Confidential Document Leaks, Hacks and Human Error: Do you know where your critical information is?

It seems that not a day goes by without a news story breaking concerning the leak, theft, interception or misplacement of critical information.


10 June 2009

It seems that not a day goes by without a news story breaking concerning the leak, theft, interception or misplacement of critical information.

In just the last few weeks:

  • Police in Australia have been investigating how stolen personal details of thousands of credit and debit card holders came to be posted to a blogging site and auto-indexed into the Google search engine (Source: Australian IT)
  • Microsoft has warned of hackers starting to use DirectX-enabled files to give them remote access to users' PCs across the internet (Source: ZDNet)
  • The UK Ministry of Defense admitted that documents detailing affairs, drug use and personal debt of military personnel, contained on a hard disk has been stolen (Source: BBC)
  • It was revealed in Singapore that Royal Dutch Shell, the world's second largest oil company, had leaked its restructuring plans, an employee having posted a confidential HR memorandum on a chat site used by Shell employees (Source: The Straits Times)
  • The US government mistakenly published a 266-page report to the web, its pages marked "highly confidential," that gives detailed information and maps showing the precise locations of stockpiles of fuel for nuclear weapons (Source: BBC)

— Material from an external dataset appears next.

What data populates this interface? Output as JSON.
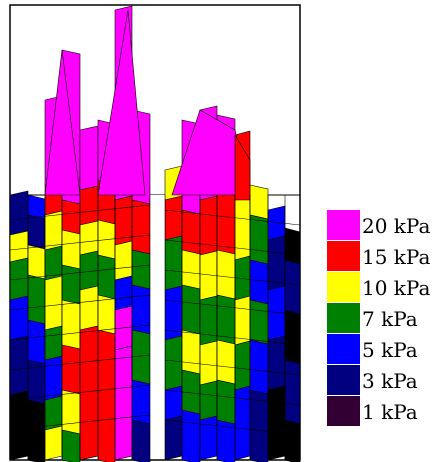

...and there was hilarity and shock in equal measure as full membership details, including home address, email address and cell phone numbers of the membership of Spank, a London gentlemen's club, were mischievously published by a gossip magazine.

Serious as these breaches are, the following story clearly demonstrates the additional personal consequences of getting it wrong.

Britain's anti-terror chief, Bob Quick, exposed details of coordinated raids planned to arrest suspected Al-Qaeda activists allegedly organizing an attack on the UK. The dossier, in the hand of the officer, was photographed by a journalist as he walked into 10 Downing Street. The suspects were hurriedly rounded up, prematurely arrested but subsequently released and deported to Pakistan. As a result, Assistant Commissioner Quick resigned; the end of an otherwise illustrious career.

Bob QuickQuick Document

Those deported it seems were released owing to a lack of evidence. Let's hope that Bob's negligence hasn't further, less personal and more terrifying consequences.

Clearly having such sensitive information on paper is a big mistake. To many of us it is concerning that sensitive information still exists on paper, or indeed on flash drives, disks or laptops, transmitted by e-mail, by fax or by courier or managed in ways that make it accessible to those that we'd prefer to deny access.

Critical information is too often easily stolen, intercepted or misplaced.

Technology exists to securely store this information, permission and audit its access, track its transmission and prevent it being printed. It is surely time to embrace the digital age and file, access and exchange critical information securely.

I suspect Assistant Commissioner Quick wishes he'd done so.